Engage in perspective-taking
Take a step back from who you are and what you’re there to do and consider what it’s like to be the other person in this relationship. I will never pretend to understand how hard it is to be a teacher, but I will always try to empathize. I also ask a lot of questions about what it’s like to be a teacher and try to learn from every observation I do. Use your soft skills and be compassionate.
Do what you say you’re going to do
This should go without saying, but if you say you’re going to do something, do it. This will build trust. Being busy is not an excuse. If you are having trouble prioritizing, ask the teacher for input. You can’t go wrong with underpromising and overdelivering.
Make it about you
Your role is to support the teacher. Whenever possible, do an observation first. What does the classroom look like? Make a note of the teacher’s style.

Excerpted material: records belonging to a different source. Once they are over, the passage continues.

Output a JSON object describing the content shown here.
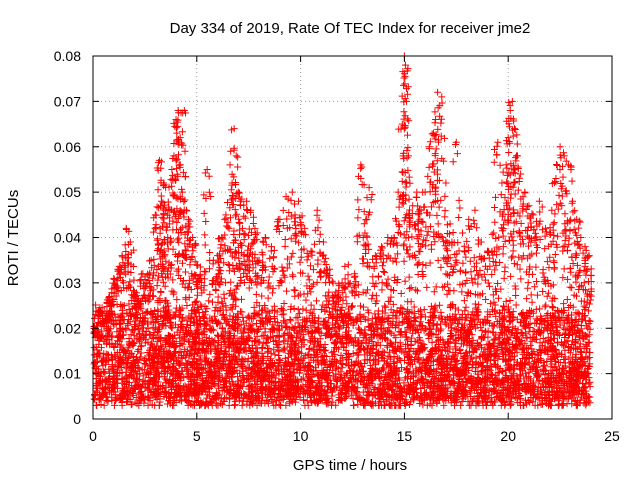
{
  "chart_data": {
    "type": "scatter",
    "title": "Day 334 of 2019, Rate Of TEC Index for receiver jme2",
    "xlabel": "GPS time / hours",
    "ylabel": "ROTI / TECUs",
    "xlim": [
      0,
      25
    ],
    "ylim": [
      0,
      0.08
    ],
    "x_ticks": [
      0,
      5,
      10,
      15,
      20,
      25
    ],
    "y_ticks": [
      0,
      0.01,
      0.02,
      0.03,
      0.04,
      0.05,
      0.06,
      0.07,
      0.08
    ],
    "x_tick_labels": [
      "0",
      "5",
      "10",
      "15",
      "20",
      "25"
    ],
    "y_tick_labels": [
      "0",
      "0.01",
      "0.02",
      "0.03",
      "0.04",
      "0.05",
      "0.06",
      "0.07",
      "0.08"
    ],
    "grid": true,
    "marker": "plus",
    "color": "#ff0000",
    "series": [
      {
        "name": "ROTI",
        "x": [
          0.1,
          0.3,
          0.5,
          0.8,
          1.0,
          1.2,
          1.4,
          1.6,
          1.8,
          2.0,
          2.2,
          2.4,
          2.6,
          2.8,
          3.0,
          3.2,
          3.3,
          3.4,
          3.5,
          3.6,
          3.8,
          3.9,
          4.0,
          4.1,
          4.2,
          4.3,
          4.4,
          4.5,
          4.6,
          4.8,
          5.0,
          5.2,
          5.5,
          5.8,
          6.0,
          6.2,
          6.4,
          6.6,
          6.7,
          6.8,
          6.9,
          7.0,
          7.1,
          7.2,
          7.4,
          7.6,
          7.8,
          8.0,
          8.3,
          8.6,
          9.0,
          9.3,
          9.6,
          9.9,
          10.2,
          10.5,
          10.8,
          11.1,
          11.4,
          11.7,
          12.0,
          12.3,
          12.6,
          12.9,
          13.1,
          13.3,
          13.6,
          13.9,
          14.2,
          14.5,
          14.7,
          14.9,
          15.0,
          15.05,
          15.1,
          15.2,
          15.4,
          15.6,
          15.8,
          16.0,
          16.2,
          16.4,
          16.5,
          16.6,
          16.8,
          17.0,
          17.2,
          17.5,
          17.8,
          18.1,
          18.4,
          18.7,
          19.0,
          19.3,
          19.5,
          19.7,
          19.9,
          20.0,
          20.1,
          20.2,
          20.3,
          20.4,
          20.6,
          20.8,
          21.0,
          21.2,
          21.5,
          21.8,
          22.1,
          22.3,
          22.5,
          22.7,
          22.9,
          23.1,
          23.3,
          23.5,
          23.7,
          23.9
        ],
        "values": [
          0.018,
          0.024,
          0.021,
          0.027,
          0.031,
          0.033,
          0.036,
          0.042,
          0.039,
          0.028,
          0.026,
          0.032,
          0.03,
          0.035,
          0.045,
          0.057,
          0.048,
          0.052,
          0.046,
          0.04,
          0.055,
          0.058,
          0.066,
          0.068,
          0.062,
          0.05,
          0.068,
          0.046,
          0.044,
          0.04,
          0.034,
          0.031,
          0.055,
          0.035,
          0.036,
          0.04,
          0.045,
          0.056,
          0.052,
          0.064,
          0.058,
          0.05,
          0.048,
          0.042,
          0.048,
          0.046,
          0.042,
          0.035,
          0.04,
          0.038,
          0.044,
          0.049,
          0.05,
          0.048,
          0.042,
          0.037,
          0.046,
          0.039,
          0.033,
          0.028,
          0.03,
          0.034,
          0.032,
          0.056,
          0.041,
          0.051,
          0.036,
          0.038,
          0.04,
          0.04,
          0.05,
          0.065,
          0.08,
          0.078,
          0.07,
          0.058,
          0.047,
          0.05,
          0.046,
          0.05,
          0.06,
          0.063,
          0.066,
          0.072,
          0.071,
          0.052,
          0.043,
          0.061,
          0.041,
          0.044,
          0.046,
          0.039,
          0.037,
          0.041,
          0.061,
          0.052,
          0.056,
          0.062,
          0.068,
          0.07,
          0.064,
          0.058,
          0.054,
          0.05,
          0.047,
          0.045,
          0.048,
          0.042,
          0.046,
          0.053,
          0.06,
          0.058,
          0.056,
          0.048,
          0.044,
          0.04,
          0.038,
          0.036
        ],
        "baseline_band": [
          0.004,
          0.024
        ]
      }
    ]
  }
}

How does the teacher interact with the students? How do the students respond to the teacher? Always listen before your talk. Instead of pointing out what you think is wrong, ask thoughtful questions. How can I help you? What is the hardest part of your day?
Don’t talk when the teacher is talking. Be as unobtrusive as possible during an observation. Maintain an open line of communication. Ask when the best time to talk and what the preferred mode of communication is.
Make unrealistic recommendations
If a teacher can’t implement the strategies you’ve developed, you’ve wasted everyone’s time. “Give the student a reinforcer every 30 seconds contingent upon sitting appropriately” will not work in a classroom. Working in a school is very different from working in a clinic where you have the staff and environment where you can control everything and give immediate reinforcers. Don’t tell the teacher to do something without demonstrating it.
Building partnerships with teachers is a critical part of our job. Use these tips to improve your relationships and build your professional repertoire.